In Pandemic, Justice Dept. Seeks Video Court Hearings and Home Detention

WASHINGTON — Invoking the coronavirus crisis, the Justice Department has asked Congress to let more federal inmates serve their time at home and to steer scarce masks and testing kits to federal prisons ahead of other agencies, according to draft legislation submitted last week to congressional leaders.

The department has also asked Congress to relax speedy trial rules and expand opportunities for law enforcement officials to use video conferencing for certain preliminary federal criminal and detention proceedings, like arraignments for newly arrested people.

“Authorizing the general use of teleconferencing for these preliminary proceedings would ensure that defendants are able to access courts shortly after their arrest,” the Justice Department wrote. “It also would limit any disruptions caused by the coronavirus.”

Those proposals are among a handful that the Trump administration has told congressional leaders that it is making a priority — and that lawmakers of both parties are considering enacting — after both Republicans and Democrats reacted skeptically to more sweeping ideas in the proposal, according to congressional aides.

Those ideas that appear to be dead on arrival included a plan to empower President Trump or his successors to eliminate legal protections for asylum seekers. That would amount to a permanent change to immigration law that would require no finding of any connection to a public health risk.

It is not clear what Congress will do with the proposals, several of which Politico first reported.
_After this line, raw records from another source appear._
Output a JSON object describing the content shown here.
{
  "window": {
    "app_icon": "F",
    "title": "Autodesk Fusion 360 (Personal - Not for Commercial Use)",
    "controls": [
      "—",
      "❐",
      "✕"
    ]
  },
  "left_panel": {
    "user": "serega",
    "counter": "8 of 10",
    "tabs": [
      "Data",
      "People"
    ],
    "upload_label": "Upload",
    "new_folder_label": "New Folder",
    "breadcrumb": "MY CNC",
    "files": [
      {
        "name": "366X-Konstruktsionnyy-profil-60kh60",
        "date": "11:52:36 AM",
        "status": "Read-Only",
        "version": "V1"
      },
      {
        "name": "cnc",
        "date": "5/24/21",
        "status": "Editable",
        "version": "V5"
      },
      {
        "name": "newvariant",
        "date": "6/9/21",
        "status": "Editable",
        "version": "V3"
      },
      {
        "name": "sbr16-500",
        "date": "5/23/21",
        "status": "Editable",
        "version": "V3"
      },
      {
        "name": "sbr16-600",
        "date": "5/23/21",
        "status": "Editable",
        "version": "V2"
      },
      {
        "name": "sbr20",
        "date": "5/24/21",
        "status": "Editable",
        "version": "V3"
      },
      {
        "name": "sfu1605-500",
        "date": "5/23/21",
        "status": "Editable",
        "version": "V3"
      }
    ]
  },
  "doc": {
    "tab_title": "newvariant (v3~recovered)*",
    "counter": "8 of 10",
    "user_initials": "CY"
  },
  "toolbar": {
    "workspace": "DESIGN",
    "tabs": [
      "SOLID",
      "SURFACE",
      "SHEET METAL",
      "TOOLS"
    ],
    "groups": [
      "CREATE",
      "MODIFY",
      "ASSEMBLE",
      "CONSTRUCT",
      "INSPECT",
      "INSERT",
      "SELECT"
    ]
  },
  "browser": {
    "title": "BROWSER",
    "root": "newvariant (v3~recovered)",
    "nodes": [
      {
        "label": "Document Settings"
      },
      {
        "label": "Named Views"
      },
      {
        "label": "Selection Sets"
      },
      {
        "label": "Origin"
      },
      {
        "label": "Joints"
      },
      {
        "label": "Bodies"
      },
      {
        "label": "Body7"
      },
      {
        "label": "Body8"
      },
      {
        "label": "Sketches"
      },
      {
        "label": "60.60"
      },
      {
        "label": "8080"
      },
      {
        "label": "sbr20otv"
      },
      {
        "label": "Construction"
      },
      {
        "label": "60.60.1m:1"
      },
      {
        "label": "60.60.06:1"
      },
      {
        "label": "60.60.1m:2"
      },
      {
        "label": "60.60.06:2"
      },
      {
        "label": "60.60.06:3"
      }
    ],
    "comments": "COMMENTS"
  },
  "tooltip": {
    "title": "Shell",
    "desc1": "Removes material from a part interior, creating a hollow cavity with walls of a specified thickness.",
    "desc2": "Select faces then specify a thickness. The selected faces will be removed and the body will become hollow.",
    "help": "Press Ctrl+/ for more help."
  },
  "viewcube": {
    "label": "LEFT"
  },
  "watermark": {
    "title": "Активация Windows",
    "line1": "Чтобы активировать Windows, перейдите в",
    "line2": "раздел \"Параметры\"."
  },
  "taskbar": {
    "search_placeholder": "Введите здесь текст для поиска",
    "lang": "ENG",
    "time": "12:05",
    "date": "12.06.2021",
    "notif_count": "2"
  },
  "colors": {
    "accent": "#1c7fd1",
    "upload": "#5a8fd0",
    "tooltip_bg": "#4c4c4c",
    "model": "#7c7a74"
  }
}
As the Senate fights over a nearly $2 trillion stimulus package, some of the Justice Department’s ideas could end up attached to it, one congressional aide said, while another said that none of the proposals were likely to be part of the current round of legislation.
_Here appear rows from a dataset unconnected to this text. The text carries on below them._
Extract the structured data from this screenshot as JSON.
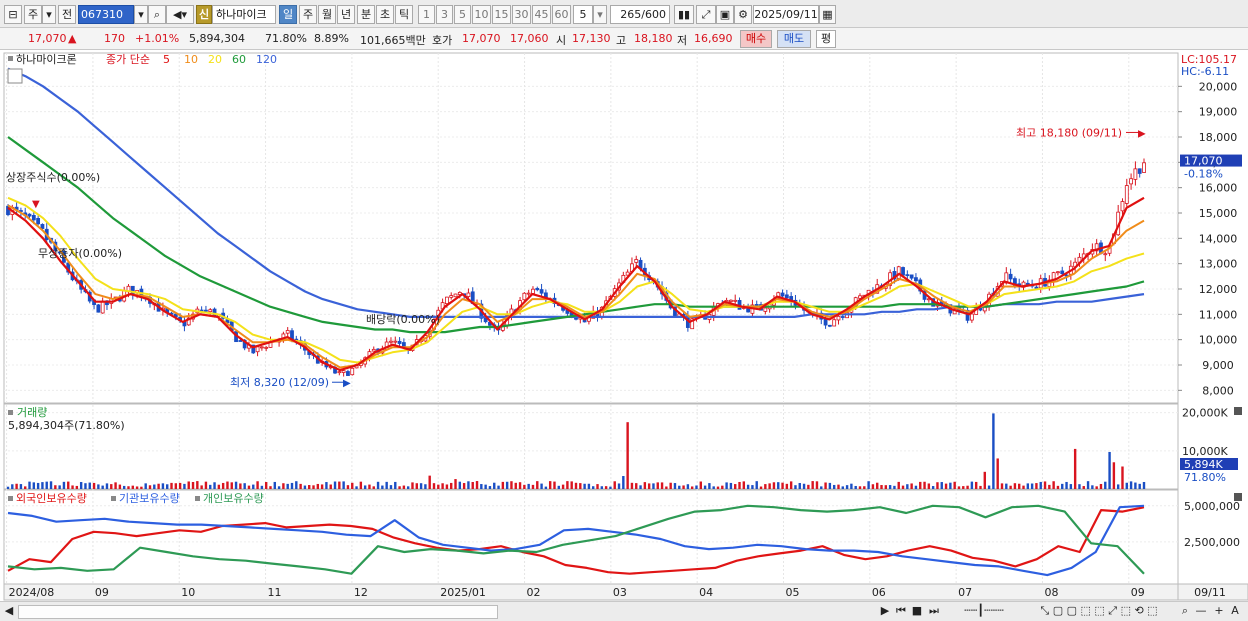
{
  "toolbar": {
    "period_main": "주",
    "compare": "전",
    "stock_code": "067310",
    "new_badge": "신",
    "stock_name": "하나마이크",
    "periods": [
      "일",
      "주",
      "월",
      "년",
      "분",
      "초",
      "틱"
    ],
    "active_period": "일",
    "intervals": [
      "1",
      "3",
      "5",
      "10",
      "15",
      "30",
      "45",
      "60"
    ],
    "interval_value": "5",
    "count": "265",
    "count_max": "/600",
    "date": "2025/09/11"
  },
  "quote": {
    "price": "17,070",
    "change": "170",
    "change_pct": "+1.01%",
    "volume": "5,894,304",
    "volume_ratio": "71.80%",
    "turnover": "8.89%",
    "amount": "101,665백만",
    "ask_label": "호가",
    "ask": "17,070",
    "bid": "17,060",
    "open_label": "시",
    "open": "17,130",
    "high_label": "고",
    "high": "18,180",
    "low_label": "저",
    "low": "16,690",
    "buy_label": "매수",
    "sell_label": "매도",
    "eval_label": "평"
  },
  "price_panel": {
    "legend_name": "하나마이크론",
    "legend_type": "종가 단순",
    "ma_labels": [
      "5",
      "10",
      "20",
      "60",
      "120"
    ],
    "lc_label": "LC:105.17",
    "hc_label": "HC:-6.11",
    "current_price_tag": "17,070",
    "current_change_tag": "-0.18%",
    "max_annotation": "최고 18,180 (09/11)",
    "min_annotation": "최저 8,320 (12/09)",
    "event_listing": "상장주식수(0.00%)",
    "event_free_issue": "무상증자(0.00%)",
    "event_dividend": "배당락(0.00%)"
  },
  "volume_panel": {
    "title": "거래량",
    "summary": "5,894,304주(71.80%)",
    "current_tag": "5,894K",
    "current_ratio_tag": "71.80%"
  },
  "holding_panel": {
    "titles": [
      "외국인보유수량",
      "기관보유수량",
      "개인보유수량"
    ]
  },
  "x_axis_labels": [
    "2024/08",
    "09",
    "10",
    "11",
    "12",
    "2025/01",
    "02",
    "03",
    "04",
    "05",
    "06",
    "07",
    "08",
    "09"
  ],
  "x_axis_last": "09/11",
  "colors": {
    "up": "#d9141f",
    "down": "#1a4ec4",
    "ma5": "#e01010",
    "ma10": "#f08c1a",
    "ma20": "#f4e11a",
    "ma60": "#1f9a3a",
    "ma120": "#3a62d8",
    "foreign": "#e01515",
    "institution": "#2d5fe0",
    "individual": "#2e9a55"
  },
  "chart_data": [
    {
      "type": "line",
      "title": "",
      "y_ticks": [
        8000,
        9000,
        10000,
        11000,
        12000,
        13000,
        14000,
        15000,
        16000,
        17000,
        18000,
        19000,
        20000
      ],
      "y_tick_labels": [
        "8,000",
        "9,000",
        "10,000",
        "11,000",
        "12,000",
        "13,000",
        "14,000",
        "15,000",
        "16,000",
        "17,000",
        "18,000",
        "19,000",
        "20,000"
      ],
      "ylim": [
        7500,
        21000
      ],
      "x_period": [
        "2024-08",
        "2025-09-11"
      ],
      "close_anchors": [
        15200,
        14800,
        14200,
        13200,
        12100,
        11200,
        11500,
        12000,
        11700,
        11000,
        10600,
        11200,
        11000,
        10100,
        9500,
        9900,
        10200,
        9600,
        9000,
        8600,
        8900,
        9600,
        9900,
        9500,
        10400,
        11500,
        12000,
        11100,
        10200,
        11300,
        12000,
        11600,
        11200,
        10700,
        11200,
        12200,
        13100,
        12300,
        11200,
        10600,
        11000,
        11600,
        11300,
        11200,
        11800,
        11500,
        10900,
        10700,
        11200,
        11800,
        12200,
        12700,
        12100,
        11400,
        11200,
        10900,
        11600,
        12500,
        12100,
        12200,
        12500,
        12900,
        13700,
        13600,
        16200,
        17070
      ],
      "series": [
        {
          "name": "5",
          "values": [
            15200,
            14700,
            14000,
            13100,
            12300,
            11500,
            11500,
            11800,
            11600,
            11100,
            10700,
            11000,
            10900,
            10200,
            9700,
            9900,
            10100,
            9700,
            9100,
            8800,
            9000,
            9500,
            9800,
            9600,
            10300,
            11300,
            11800,
            11200,
            10400,
            11100,
            11800,
            11600,
            11200,
            10800,
            11200,
            12100,
            12900,
            12300,
            11300,
            10700,
            11000,
            11500,
            11300,
            11200,
            11700,
            11500,
            11000,
            10800,
            11200,
            11700,
            12100,
            12600,
            12100,
            11500,
            11200,
            11000,
            11500,
            12300,
            12100,
            12200,
            12400,
            12800,
            13500,
            13700,
            15200,
            15600
          ]
        },
        {
          "name": "10",
          "values": [
            15300,
            14900,
            14300,
            13500,
            12600,
            11800,
            11600,
            11800,
            11700,
            11300,
            10900,
            11000,
            10900,
            10400,
            9900,
            9900,
            10000,
            9800,
            9300,
            8900,
            9000,
            9400,
            9700,
            9700,
            10100,
            11000,
            11600,
            11400,
            10700,
            11000,
            11600,
            11600,
            11300,
            10900,
            11100,
            11800,
            12600,
            12400,
            11500,
            10900,
            11000,
            11400,
            11300,
            11300,
            11600,
            11500,
            11100,
            10900,
            11100,
            11600,
            12000,
            12400,
            12200,
            11700,
            11300,
            11100,
            11400,
            12100,
            12100,
            12200,
            12300,
            12600,
            13200,
            13600,
            14300,
            14700
          ]
        },
        {
          "name": "20",
          "values": [
            15600,
            15300,
            14800,
            14100,
            13200,
            12400,
            12000,
            11900,
            11800,
            11600,
            11200,
            11100,
            11000,
            10700,
            10200,
            10000,
            10000,
            9900,
            9600,
            9200,
            9100,
            9300,
            9500,
            9600,
            9900,
            10500,
            11100,
            11300,
            11000,
            11000,
            11300,
            11500,
            11400,
            11100,
            11100,
            11500,
            12100,
            12300,
            11800,
            11200,
            11100,
            11300,
            11300,
            11300,
            11500,
            11500,
            11300,
            11100,
            11100,
            11400,
            11700,
            12100,
            12200,
            11900,
            11600,
            11300,
            11400,
            11800,
            11900,
            12000,
            12100,
            12300,
            12700,
            12900,
            13200,
            13400
          ]
        },
        {
          "name": "60",
          "values": [
            18000,
            17500,
            17000,
            16500,
            16000,
            15400,
            14800,
            14300,
            13800,
            13300,
            12900,
            12500,
            12200,
            11900,
            11600,
            11300,
            11100,
            10900,
            10700,
            10600,
            10500,
            10400,
            10400,
            10300,
            10300,
            10300,
            10400,
            10500,
            10500,
            10600,
            10700,
            10800,
            10900,
            11000,
            11100,
            11200,
            11300,
            11400,
            11400,
            11300,
            11300,
            11300,
            11300,
            11300,
            11300,
            11300,
            11300,
            11300,
            11300,
            11300,
            11300,
            11400,
            11400,
            11400,
            11300,
            11300,
            11300,
            11400,
            11500,
            11600,
            11700,
            11800,
            11900,
            12000,
            12100,
            12300
          ]
        },
        {
          "name": "120",
          "values": [
            20700,
            20400,
            20000,
            19500,
            19000,
            18400,
            17800,
            17200,
            16600,
            16000,
            15400,
            14800,
            14200,
            13700,
            13200,
            12700,
            12300,
            11900,
            11600,
            11400,
            11200,
            11100,
            11000,
            10900,
            10900,
            10900,
            10900,
            10900,
            10900,
            10900,
            10900,
            10900,
            10900,
            10900,
            10900,
            10900,
            10900,
            10900,
            10900,
            10900,
            10900,
            10900,
            10900,
            10900,
            10900,
            10900,
            11000,
            11000,
            11000,
            11000,
            11100,
            11100,
            11200,
            11200,
            11300,
            11300,
            11300,
            11400,
            11400,
            11400,
            11500,
            11500,
            11500,
            11600,
            11700,
            11800
          ]
        }
      ]
    },
    {
      "type": "bar",
      "title": "거래량",
      "y_tick_labels": [
        "10,000K",
        "20,000K"
      ],
      "y_ticks": [
        10000,
        20000
      ],
      "ylim": [
        0,
        22000
      ],
      "unit": "K",
      "spikes": [
        {
          "position": 0.145,
          "value": 1600
        },
        {
          "position": 0.37,
          "value": 3500
        },
        {
          "position": 0.395,
          "value": 2600
        },
        {
          "position": 0.54,
          "value": 3400
        },
        {
          "position": 0.545,
          "value": 17500
        },
        {
          "position": 0.86,
          "value": 4500
        },
        {
          "position": 0.866,
          "value": 19800
        },
        {
          "position": 0.872,
          "value": 8000
        },
        {
          "position": 0.938,
          "value": 10500
        },
        {
          "position": 0.968,
          "value": 9700
        },
        {
          "position": 0.974,
          "value": 7000
        },
        {
          "position": 0.98,
          "value": 5894
        }
      ]
    },
    {
      "type": "line",
      "title": "외국인보유수량 / 기관보유수량 / 개인보유수량",
      "y_ticks": [
        2500000,
        5000000
      ],
      "y_tick_labels": [
        "2,500,000",
        "5,000,000"
      ],
      "ylim": [
        0,
        5400000
      ],
      "series": [
        {
          "name": "외국인보유수량",
          "values": [
            500000,
            1300000,
            1100000,
            2700000,
            3200000,
            3100000,
            2900000,
            3100000,
            3300000,
            3200000,
            3600000,
            3700000,
            3800000,
            3500000,
            3600000,
            3700000,
            3600000,
            3400000,
            2800000,
            2400000,
            2100000,
            1900000,
            2000000,
            2200000,
            1800000,
            1500000,
            900000,
            700000,
            400000,
            300000,
            400000,
            500000,
            600000,
            700000,
            1200000,
            1500000,
            1700000,
            1900000,
            2200000,
            1600000,
            1300000,
            1500000,
            1900000,
            2200000,
            1900000,
            1400000,
            1200000,
            800000,
            1300000,
            2200000,
            1800000,
            4700000,
            4600000,
            4900000
          ]
        },
        {
          "name": "기관보유수량",
          "values": [
            4500000,
            4300000,
            3900000,
            4000000,
            4100000,
            3900000,
            3800000,
            3700000,
            3700000,
            3600000,
            3500000,
            3400000,
            3300000,
            3200000,
            3000000,
            2900000,
            4000000,
            2800000,
            2300000,
            2100000,
            1900000,
            2000000,
            2300000,
            3300000,
            3400000,
            3200000,
            3000000,
            2700000,
            2200000,
            2000000,
            2100000,
            2300000,
            2200000,
            2000000,
            1900000,
            1900000,
            1800000,
            1500000,
            1300000,
            1100000,
            900000,
            800000,
            500000,
            200000,
            700000,
            1800000,
            4900000,
            5000000
          ]
        },
        {
          "name": "개인보유수량",
          "values": [
            800000,
            600000,
            700000,
            500000,
            600000,
            2100000,
            1800000,
            1500000,
            1300000,
            1200000,
            1000000,
            800000,
            600000,
            300000,
            2200000,
            1800000,
            2000000,
            1900000,
            1700000,
            1900000,
            1800000,
            2300000,
            2600000,
            2900000,
            3500000,
            4100000,
            4600000,
            4700000,
            5000000,
            4900000,
            4700000,
            4600000,
            4700000,
            4900000,
            4500000,
            5000000,
            4900000,
            4200000,
            4900000,
            5000000,
            4600000,
            2400000,
            2200000,
            300000
          ]
        }
      ]
    }
  ]
}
But the pandemic is growing worse, and history has shown that Congress can sometimes rush to enact sudden and major expansions of government power during a crisis as lawmakers feel pressure to show they are responding, as when it abruptly passed the USA Patriot Act after the Sept. 11, 2001, attacks.
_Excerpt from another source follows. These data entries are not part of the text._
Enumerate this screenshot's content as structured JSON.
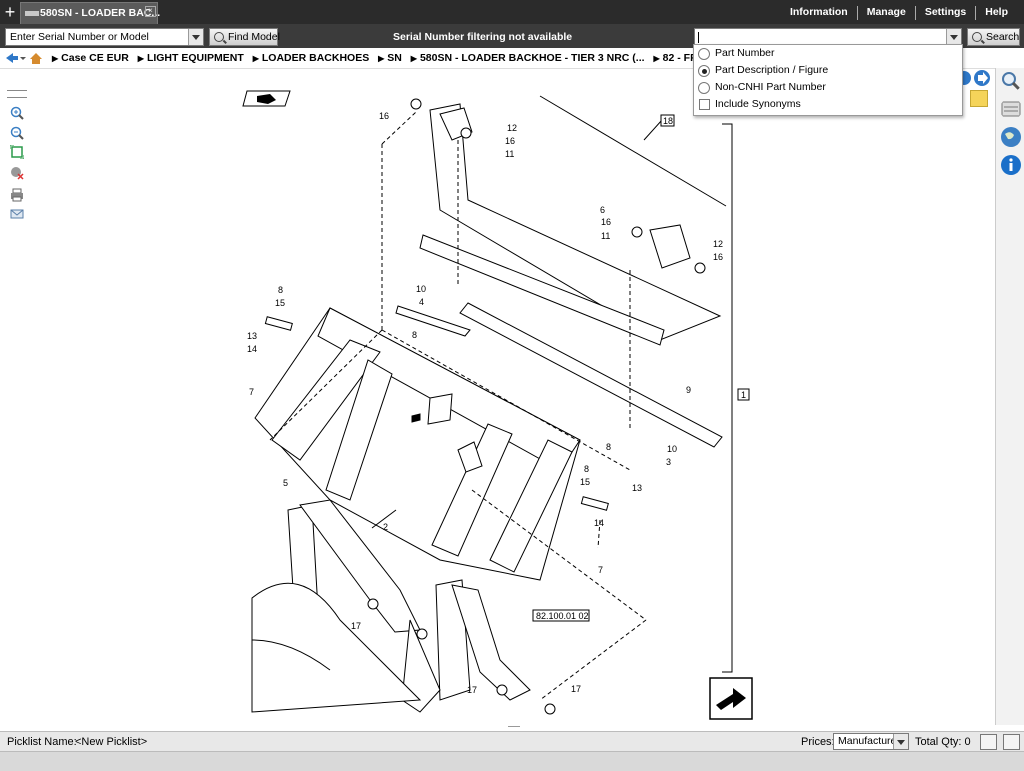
{
  "tabs": {
    "new_tab_icon": "plus-icon",
    "active": {
      "label": "580SN - LOADER BAC...",
      "close_icon": "close-icon"
    }
  },
  "top_menu": {
    "items": [
      "Information",
      "Manage",
      "Settings",
      "Help"
    ]
  },
  "search_bar": {
    "serial_placeholder": "Enter Serial Number or Model",
    "find_model_label": "Find Model",
    "serial_note": "Serial Number filtering not available",
    "search_value": "",
    "search_label": "Search"
  },
  "search_options": {
    "options": [
      {
        "label": "Part Number",
        "selected": false
      },
      {
        "label": "Part Description / Figure",
        "selected": true
      },
      {
        "label": "Non-CNHI Part Number",
        "selected": false
      }
    ],
    "include_synonyms": {
      "label": "Include Synonyms",
      "checked": false
    }
  },
  "breadcrumb": [
    "Case CE EUR",
    "LIGHT EQUIPMENT",
    "LOADER BACKHOES",
    "SN",
    "580SN - LOADER BACKHOE - TIER 3 NRC (...",
    "82 - FRONT LOADER & BUCKET"
  ],
  "diagram": {
    "callouts": [
      "16",
      "12",
      "16",
      "11",
      "18",
      "6",
      "16",
      "11",
      "12",
      "16",
      "10",
      "8",
      "15",
      "13",
      "14",
      "4",
      "8",
      "7",
      "1",
      "9",
      "10",
      "3",
      "8",
      "5",
      "8",
      "15",
      "13",
      "2",
      "14",
      "7",
      "17",
      "82.100.01 02",
      "17",
      "17"
    ]
  },
  "bottom": {
    "picklist_label": "Picklist Name:",
    "picklist_value": "<New Picklist>",
    "prices_label": "Prices:",
    "prices_value": "Manufacturer",
    "total_label": "Total Qty: 0"
  },
  "colors": {
    "topbar": "#2b2b2b",
    "searchrow": "#3b3b3b",
    "accent": "#1a6fc9"
  }
}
Another part of the Justice Department’s proposal calls for empowering Chief Justice John G. Roberts Jr. to pause the statute of limitations during a national emergency, and similarly permitting chief judges of district courts to suspend deadlines for “pre-arrest, post-arrest, pretrial, trial and post-trial procedures in criminal and juvenile proceedings and all civil process and proceedings.”

But lawmakers of both parties greeted with skepticism the notion of extended detentions without judicial process even if the court system was disrupted, according to congressional aides briefed on the negotiations.

Still, one aide said, lawmakers are considering easing some of the requirements of the Speedy Trial Act — which generally lets defendants demand a trial within 70 days of arraignment — if the coronavirus pandemic makes it impossible to hold in-person trials for a while, including by sequestering 12 jurors in the same room for deliberations.

Lawmakers are also said to be open to another part of the Justice Department proposal for the Bureau of Prisons. It would give the bureau the power to expand the use of home confinement — now capped at 10 percent of an inmate’s term or six months — and prioritize steering masks and testing kits to federal prisons.

Federal prisons officials are confronting the nationwide shortage of masks and other personal protective equipment for medical personnel, the department wrote, labeling the shortfall a “vulnerability” as it seeks preferential status.

“B.O.P. is currently competing and engaging the same landscape of vendors as all other federal agencies and private entities,” the proposal said.

The Justice Department’s spokeswoman, Kerri Kupec, said on Twitter on Sunday in response to the Politico report that the proposal was prompted by a congressional request for suggestions and that department officials were seeking to empower judges, not the executive branch.

“Bottom line: The proposed legislative text confers powers upon judges,” she wrote. “It does not confer new powers upon the executive branch. These provisions are designed to empower the courts to ensure the fair and effective administration of justice.”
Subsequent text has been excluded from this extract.